En s’attelant à un objet d’étude si sensible par le prisme des sciences sociales, Gabriel Fabre a rappelé un enjeu majeur et évident expliquant la complexité juridique et politique du traitement de ces restes humains : celui de la justification de la valeur de ces restes, selon qu’ils soient réifiés en objet d’étude historique et culturel, ou considérés comme “reste” de la personne qui a autrefois été. Il le rappelle : “[ces restes sont] collectés car répondant à un intérêt historique, artistique, archéologique, scientifique ou technique”, or cet intérêt est relatif à la personne procédant à la collecte. Pour une autre, appartenant à la communauté subissant cette collecte, ces restes relèvent de leur héritage culturel voire rituel ou religieux ; ils doivent être traités avec respect, dans un lieu spécifique désigné par ladite communauté.

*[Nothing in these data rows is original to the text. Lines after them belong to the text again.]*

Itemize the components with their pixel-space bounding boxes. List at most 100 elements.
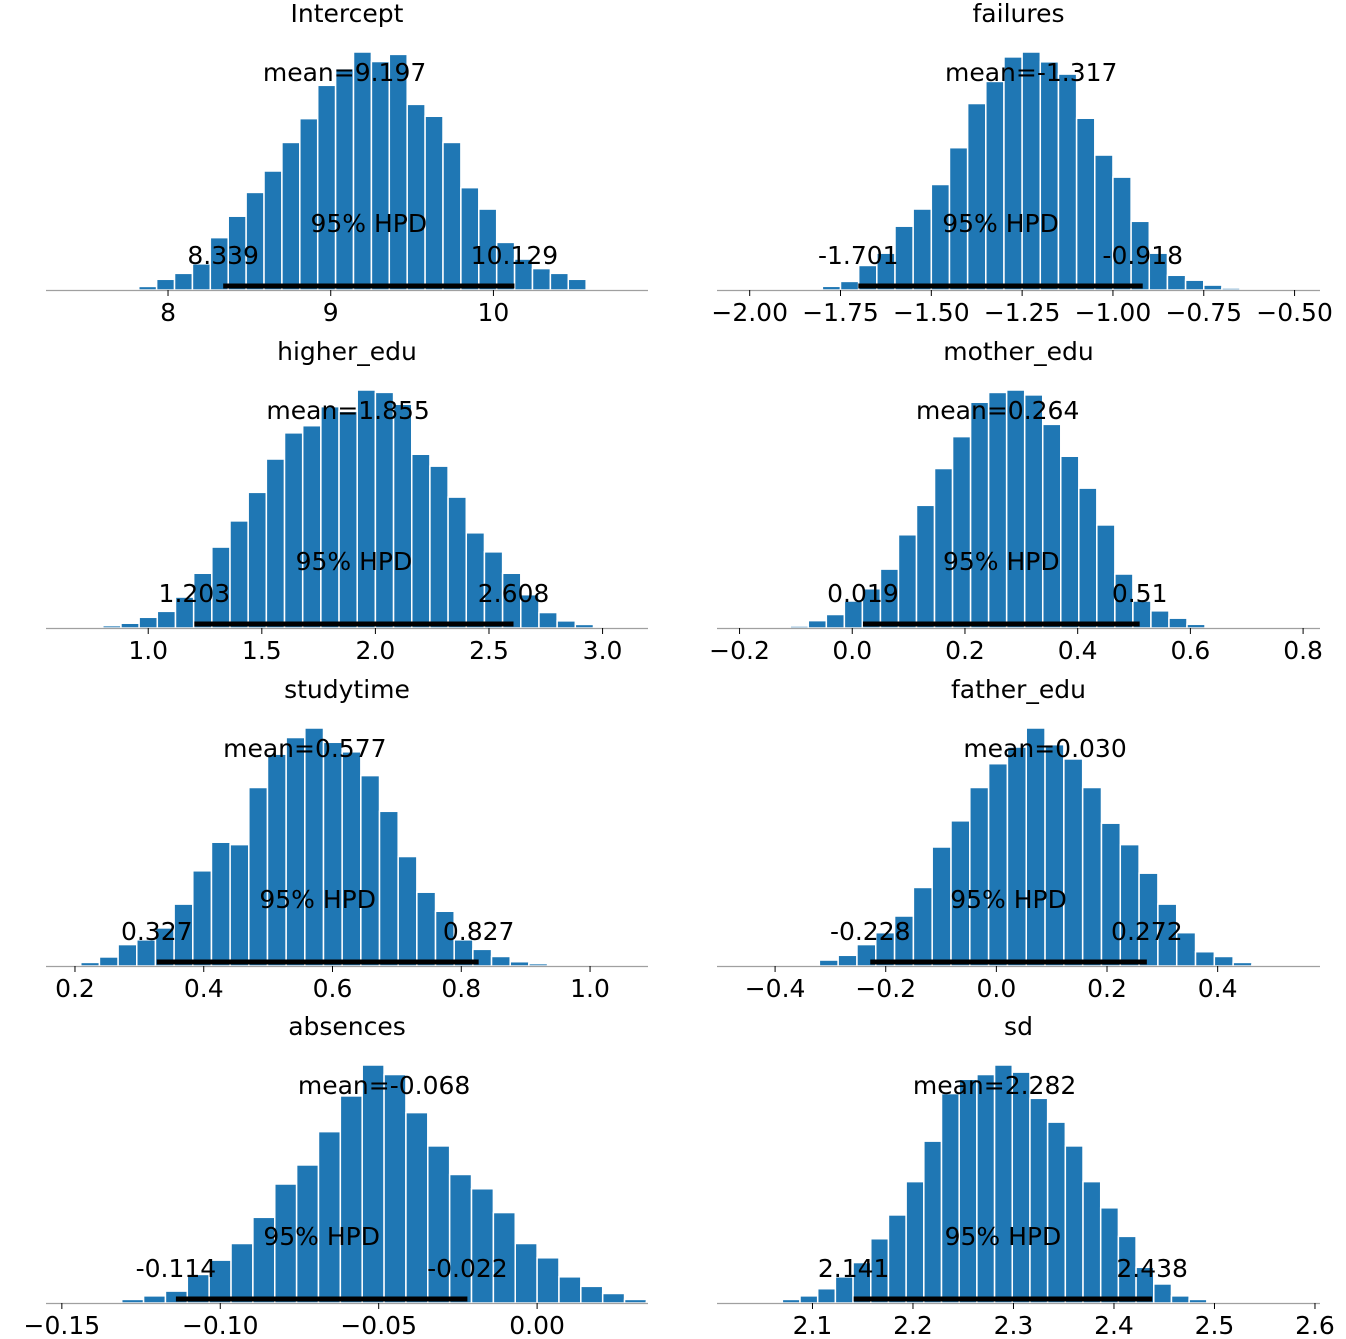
histogram-bar	[645, 1301, 670, 1304]
histogram-bar	[958, 1078, 978, 1304]
histogram-bar	[837, 954, 858, 967]
x-tick-label: −1.25	[984, 298, 1061, 327]
x-tick-label: 0.4	[184, 974, 224, 1003]
histogram-bar	[987, 762, 1009, 967]
x-tick-label: 2.3	[994, 1311, 1034, 1339]
histogram-bar	[248, 786, 269, 967]
panel-absences: −0.15 −0.10 −0.05 0.00 absences mean=-0.068 95…	[24, 1012, 670, 1339]
histogram-bar	[803, 288, 824, 291]
histogram-bar	[1153, 1283, 1173, 1304]
histogram-bar	[397, 855, 418, 967]
histogram-bar	[1188, 1298, 1208, 1304]
x-tick-label: 0.2	[55, 974, 95, 1003]
histogram-bar	[102, 288, 122, 291]
histogram-bar	[1063, 758, 1084, 967]
x-tick-label: 2.1	[793, 1311, 833, 1339]
histogram-bar	[969, 401, 990, 629]
histogram-bar	[61, 964, 82, 967]
histogram-bar	[1119, 843, 1140, 967]
hpd-label: 95% HPD	[259, 885, 376, 914]
histogram-bar	[210, 841, 231, 967]
panel-title: father_edu	[951, 675, 1086, 704]
histogram-bar	[985, 80, 1005, 291]
panel-father_edu: −0.4 −0.2 0.0 0.2 0.4 father_edu mean=0.030 95%…	[717, 675, 1320, 1003]
histogram-bar	[1168, 617, 1188, 629]
x-tick-label: −1.75	[802, 298, 879, 327]
histogram-bar	[283, 432, 304, 629]
histogram-bar	[839, 280, 860, 291]
x-tick-label: 0.4	[1198, 974, 1238, 1003]
x-tick-label: 2.4	[1094, 1311, 1134, 1339]
hpd-high-label: -0.022	[427, 1254, 508, 1283]
x-tick-label: 1.0	[570, 974, 610, 1003]
histogram-bar	[1166, 274, 1187, 291]
mean-label: mean=-1.317	[945, 58, 1117, 87]
histogram-bar	[1057, 73, 1078, 291]
histogram-bar	[1170, 1295, 1190, 1304]
x-tick-label: 0.8	[441, 974, 481, 1003]
histogram-bar	[229, 843, 250, 967]
histogram-bar	[509, 960, 530, 967]
histogram-bar	[580, 1285, 604, 1304]
histogram-bar	[137, 285, 158, 291]
histogram-bar	[825, 613, 846, 629]
histogram-bar	[789, 625, 810, 629]
histogram-bar	[442, 141, 462, 291]
histogram-bar	[816, 1287, 837, 1304]
histogram-bar	[1078, 487, 1098, 629]
histogram-bar	[514, 1242, 538, 1304]
hpd-low-label: 1.203	[159, 579, 231, 608]
histogram-bar	[1046, 1121, 1067, 1304]
x-tick-label: 0.6	[1171, 636, 1211, 665]
x-tick-label: −0.2	[709, 636, 770, 665]
histogram-bar	[1081, 786, 1103, 967]
histogram-bar	[897, 534, 918, 629]
histogram-bar	[120, 287, 140, 291]
panel-title: absences	[288, 1012, 406, 1041]
histogram-bar	[334, 67, 355, 291]
histogram-bar	[230, 1242, 254, 1304]
histogram-bar	[448, 1173, 473, 1304]
histogram-bar	[142, 1295, 167, 1304]
histogram-bar	[424, 115, 444, 291]
x-tick-label: 0.2	[1087, 974, 1127, 1003]
histogram-bar	[940, 1092, 960, 1304]
histogram-bar	[976, 1073, 996, 1304]
histogram-bar	[1112, 176, 1132, 291]
histogram-bar	[993, 1064, 1014, 1304]
panel-Intercept: 8 9 10 Intercept mean=9.197 95% HPD 8.339 10.12…	[46, 0, 648, 327]
panel-sd: 2.1 2.2 2.3 2.4 2.5 2.6 sd mean=2.282 95% HPD 2.1…	[717, 1012, 1335, 1339]
histogram-bar	[915, 504, 936, 629]
histogram-bar	[1203, 284, 1223, 291]
histogram-bar	[905, 1180, 925, 1304]
hpd-high-label: 0.51	[1112, 579, 1168, 608]
histogram-bar	[1186, 623, 1206, 629]
histogram-bar	[528, 962, 549, 967]
hpd-label: 95% HPD	[942, 209, 1059, 238]
x-tick-label: 1.5	[242, 636, 282, 665]
histogram-bar	[1239, 288, 1259, 291]
hpd-low-label: -0.114	[136, 1254, 217, 1283]
hpd-label: 95% HPD	[310, 209, 427, 238]
mean-label: mean=0.577	[223, 734, 386, 763]
panel-title: studytime	[284, 675, 410, 704]
histogram-bar	[1003, 56, 1023, 291]
histogram-bar	[1006, 746, 1027, 967]
histogram-bar	[383, 1073, 407, 1304]
histogram-bar	[405, 1111, 429, 1304]
histogram-bar	[1064, 1145, 1084, 1304]
x-tick-label: −0.15	[24, 1311, 101, 1339]
histogram-bar	[887, 1214, 907, 1304]
histogram-bar	[98, 956, 119, 967]
histogram-bar	[120, 1298, 145, 1304]
histogram-bar	[192, 870, 213, 967]
histogram-bar	[538, 611, 558, 629]
histogram-bar	[1041, 423, 1062, 629]
histogram-bar	[931, 846, 952, 967]
panel-title: failures	[973, 0, 1065, 28]
x-tick-label: 2.2	[893, 1311, 933, 1339]
histogram-bar	[378, 810, 399, 967]
histogram-bar	[1221, 287, 1241, 291]
histogram-bar	[1213, 955, 1234, 967]
histogram-bar	[1075, 117, 1096, 291]
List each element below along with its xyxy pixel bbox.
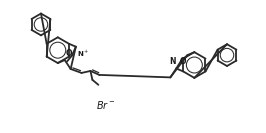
Text: N: N [169,57,175,66]
Text: O: O [66,49,72,58]
Text: Br$^-$: Br$^-$ [96,99,115,111]
Text: O: O [180,57,186,66]
Text: N$^+$: N$^+$ [77,49,89,59]
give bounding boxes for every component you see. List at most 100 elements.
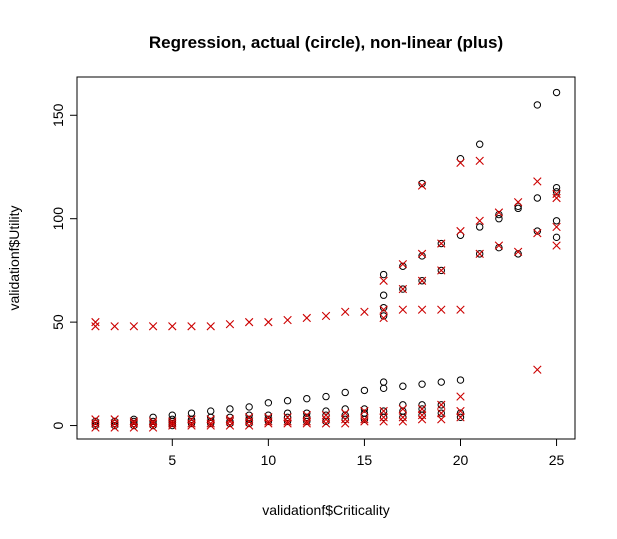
- actual-point: [187, 417, 196, 426]
- non-linear-point: [456, 305, 465, 314]
- non-linear-point: [206, 421, 215, 430]
- non-linear-point: [341, 307, 350, 316]
- actual-point: [552, 188, 561, 196]
- actual-point: [149, 413, 157, 421]
- actual-point: [456, 413, 465, 421]
- y-tick-label: 50: [50, 314, 66, 330]
- non-linear-point: [417, 415, 427, 424]
- non-linear-point: [187, 415, 196, 424]
- non-linear-point: [148, 423, 158, 432]
- y-tick-label: 0: [50, 421, 66, 429]
- non-linear-point: [283, 419, 292, 428]
- actual-point: [418, 252, 426, 260]
- non-linear-point: [513, 247, 523, 256]
- actual-point: [495, 243, 503, 252]
- non-linear-point: [302, 313, 311, 323]
- actual-point: [418, 405, 426, 413]
- actual-point: [379, 312, 388, 320]
- actual-point: [110, 417, 119, 426]
- non-linear-point: [533, 177, 542, 186]
- non-linear-point: [456, 392, 465, 401]
- actual-point: [207, 417, 215, 426]
- actual-point: [91, 421, 100, 430]
- non-linear-point: [110, 322, 119, 331]
- actual-point: [379, 270, 388, 279]
- actual-point: [245, 415, 253, 424]
- actual-point: [399, 262, 407, 270]
- y-axis: 0 50 100 150: [50, 103, 78, 429]
- non-linear-point: [148, 417, 158, 426]
- actual-point: [437, 409, 445, 417]
- actual-point: [110, 419, 119, 428]
- actual-point: [149, 417, 157, 426]
- actual-point: [226, 405, 234, 413]
- actual-point: [379, 384, 388, 393]
- non-linear-point: [475, 216, 484, 225]
- actual-point: [456, 231, 465, 239]
- non-linear-point: [456, 158, 465, 168]
- non-linear-point: [360, 406, 369, 416]
- non-linear-point: [244, 421, 254, 430]
- actual-point: [552, 217, 561, 225]
- non-linear-point: [283, 417, 292, 426]
- non-linear-point: [341, 408, 350, 418]
- non-linear-point: [379, 417, 388, 426]
- non-linear-point: [110, 419, 119, 428]
- actual-point: [303, 413, 311, 421]
- actual-point: [264, 399, 273, 407]
- non-linear-point: [225, 421, 235, 430]
- chart-title: Regression, actual (circle), non-linear …: [149, 33, 503, 52]
- actual-point: [552, 88, 561, 97]
- actual-point: [168, 415, 176, 424]
- non-linear-point: [552, 189, 561, 199]
- actual-point: [552, 233, 561, 242]
- actual-point: [245, 419, 253, 428]
- actual-point: [379, 378, 388, 386]
- non-linear-point: [398, 284, 408, 294]
- actual-point: [360, 386, 369, 395]
- non-linear-point: [360, 415, 369, 424]
- actual-point: [91, 419, 100, 428]
- actual-point: [207, 407, 215, 415]
- actual-point: [379, 291, 388, 299]
- non-linear-point: [360, 307, 369, 316]
- non-linear-point: [244, 317, 254, 327]
- non-linear-point: [437, 305, 446, 314]
- actual-point: [264, 411, 273, 419]
- non-linear-point: [225, 320, 235, 329]
- non-linear-point: [244, 413, 254, 422]
- y-axis-label: validationf$Utility: [6, 205, 22, 310]
- non-linear-point: [187, 419, 196, 428]
- actual-point: [341, 415, 349, 424]
- non-linear-point: [398, 260, 408, 269]
- non-linear-point: [494, 241, 504, 250]
- non-linear-point: [437, 400, 446, 410]
- non-linear-point: [437, 239, 446, 248]
- series-actual: [91, 88, 561, 430]
- non-linear-point: [417, 411, 427, 420]
- actual-point: [379, 303, 388, 312]
- non-linear-point: [206, 415, 215, 424]
- non-linear-point: [379, 276, 388, 285]
- actual-point: [533, 194, 542, 202]
- x-axis-label: validationf$Criticality: [262, 502, 390, 518]
- actual-point: [437, 239, 445, 248]
- actual-point: [399, 382, 407, 390]
- non-linear-point: [379, 406, 388, 416]
- non-linear-point: [264, 417, 273, 426]
- actual-point: [399, 401, 407, 409]
- non-linear-point: [360, 417, 369, 426]
- actual-point: [91, 417, 100, 426]
- actual-point: [552, 183, 561, 192]
- non-linear-point: [417, 276, 427, 285]
- non-linear-point: [321, 311, 331, 321]
- non-linear-point: [398, 417, 408, 426]
- series-non-linear: [91, 156, 561, 432]
- actual-point: [437, 401, 445, 409]
- non-linear-point: [417, 404, 427, 414]
- actual-point: [130, 419, 138, 428]
- non-linear-point: [417, 249, 427, 259]
- non-linear-point: [264, 413, 273, 422]
- actual-point: [456, 409, 465, 417]
- actual-point: [303, 394, 311, 403]
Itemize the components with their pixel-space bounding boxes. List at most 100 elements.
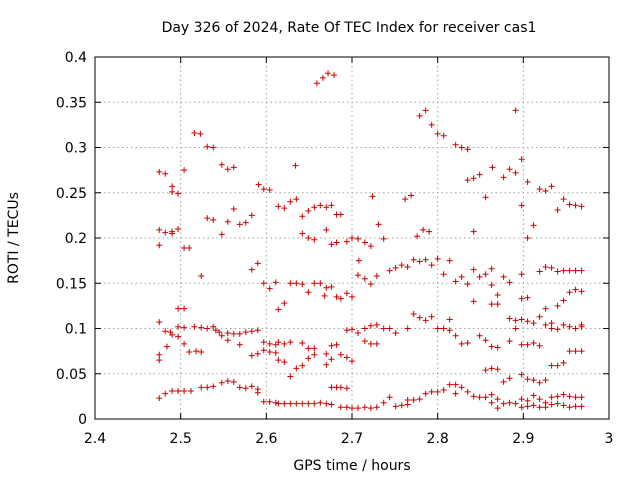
data-point — [500, 378, 507, 385]
data-point — [572, 394, 579, 401]
data-point — [428, 121, 435, 128]
data-point — [434, 255, 441, 262]
data-point — [193, 348, 200, 355]
data-point — [494, 396, 501, 403]
data-point — [198, 324, 205, 331]
data-point — [392, 330, 399, 337]
data-point — [354, 272, 361, 279]
data-point — [162, 390, 169, 397]
data-point — [488, 391, 495, 398]
data-point — [476, 273, 483, 280]
data-point — [464, 339, 471, 346]
data-point — [162, 229, 169, 236]
data-point — [204, 384, 211, 391]
data-point — [224, 218, 231, 225]
data-point — [373, 404, 380, 411]
data-point — [446, 381, 453, 388]
data-point — [446, 257, 453, 264]
data-point — [349, 293, 355, 300]
data-point — [367, 340, 374, 347]
x-tick-label: 2.9 — [512, 431, 534, 447]
data-point — [321, 292, 328, 299]
data-point — [272, 279, 279, 286]
data-point — [554, 326, 561, 333]
data-point — [260, 186, 267, 193]
data-point — [470, 393, 477, 400]
data-point — [156, 242, 163, 249]
data-point — [392, 264, 399, 271]
data-point — [191, 130, 198, 137]
data-point — [416, 314, 423, 321]
data-point — [470, 228, 477, 235]
data-point — [452, 278, 459, 285]
data-point — [299, 213, 306, 220]
data-point — [506, 338, 513, 345]
data-point — [512, 107, 519, 114]
data-point — [422, 256, 429, 263]
data-point — [204, 325, 211, 332]
data-point — [349, 235, 355, 241]
data-point — [428, 388, 435, 395]
data-point — [175, 190, 182, 197]
data-point — [204, 143, 211, 150]
data-point — [572, 267, 579, 274]
data-point — [578, 348, 585, 355]
data-point — [373, 340, 380, 347]
data-point — [181, 244, 188, 251]
data-point — [354, 405, 361, 412]
data-point — [470, 266, 477, 273]
data-point — [494, 344, 501, 351]
data-point — [299, 362, 306, 369]
data-point — [536, 342, 543, 349]
data-point — [506, 279, 513, 286]
data-point — [328, 384, 335, 391]
data-point — [349, 326, 355, 333]
data-point — [156, 357, 163, 364]
data-point — [554, 362, 561, 369]
data-point — [506, 166, 513, 173]
data-point — [548, 325, 555, 332]
data-point — [518, 202, 525, 209]
data-point — [512, 317, 519, 324]
y-tick-labels: 0 0.05 0.1 0.15 0.2 0.25 0.3 0.35 0.4 — [56, 50, 87, 428]
data-point — [175, 333, 182, 340]
data-point — [410, 396, 417, 403]
data-point — [311, 280, 318, 287]
data-point — [542, 377, 549, 384]
data-point — [299, 400, 306, 407]
data-point — [566, 289, 573, 296]
data-point — [311, 204, 318, 211]
data-point — [500, 273, 507, 280]
data-point — [260, 347, 267, 354]
data-point — [367, 281, 374, 288]
data-point — [224, 337, 231, 344]
data-point — [524, 318, 531, 325]
data-point — [367, 243, 374, 250]
data-point — [198, 384, 205, 391]
data-point — [248, 383, 255, 390]
data-point — [572, 348, 579, 355]
data-point — [305, 289, 312, 296]
data-point — [470, 298, 477, 305]
data-point — [210, 323, 217, 330]
data-point — [426, 228, 433, 235]
data-point — [328, 202, 335, 209]
data-point — [566, 404, 573, 411]
data-point — [375, 221, 382, 228]
data-point — [287, 339, 294, 346]
data-point — [323, 361, 330, 368]
data-point — [175, 305, 182, 312]
data-point — [373, 273, 380, 280]
data-point — [464, 146, 471, 153]
data-point — [255, 181, 262, 188]
data-point — [536, 313, 543, 320]
data-point — [566, 393, 573, 400]
data-point — [281, 400, 288, 407]
data-point — [542, 263, 549, 270]
data-point — [328, 241, 335, 248]
data-point — [458, 144, 465, 151]
data-point — [198, 273, 205, 280]
data-point — [293, 365, 300, 372]
data-point — [317, 399, 324, 406]
data-point — [494, 301, 501, 308]
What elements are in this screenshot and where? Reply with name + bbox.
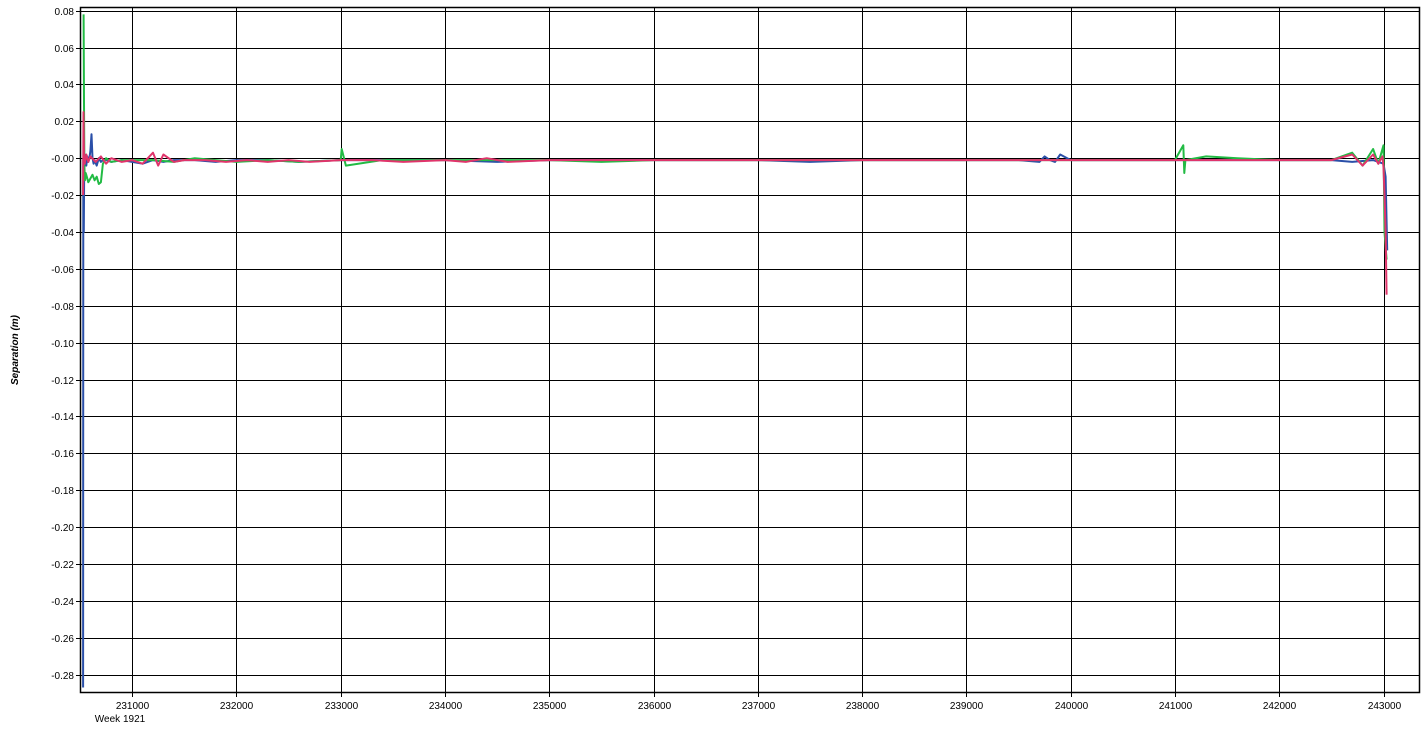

Il est difficile d’ignorer le contexte de domination coloniale expliquant la présence d’une majorité de ces restes humains au sein des collections françaises. Gabriel Fabre reprend les termes de Marie Brualla, décrivant les conditions d’acquisitions de spécimens anthropologiques au XIXe siècle : “une entreprise parfaitement légitimée par la nécessité de faire progresser la science et la connaissance de l’Homme, de la Nature et du monde, et ce, pour les Européens, afin d’y assurer plus efficacement et plus légitimement leur domination”. Cette recontextualisation nécessaire, inscrivant indéniablement cette collecte dans un rapport déséquilibré et souvent violent, mène le chercheur à remettre en question la persistance de l’intérêt scientifique dans notre rapport universaliste aux objets, aux restes humains, voire même au patrimoine. En cela, il invite toute personne intéressée à se pencher sur la loi actuellement en discussion, visant à faciliter similairement la restitution d’objets collectés pendant la période coloniale française.
A l’heure où les génocides et l’effacement forcé d’identités culturelles restent un sujet d’actualité, les deux conférences de cette assemblée générale prouvent que des avancées significatives sont possibles, dès lors que le droit est appliqué de la même manière pour toutes et tous.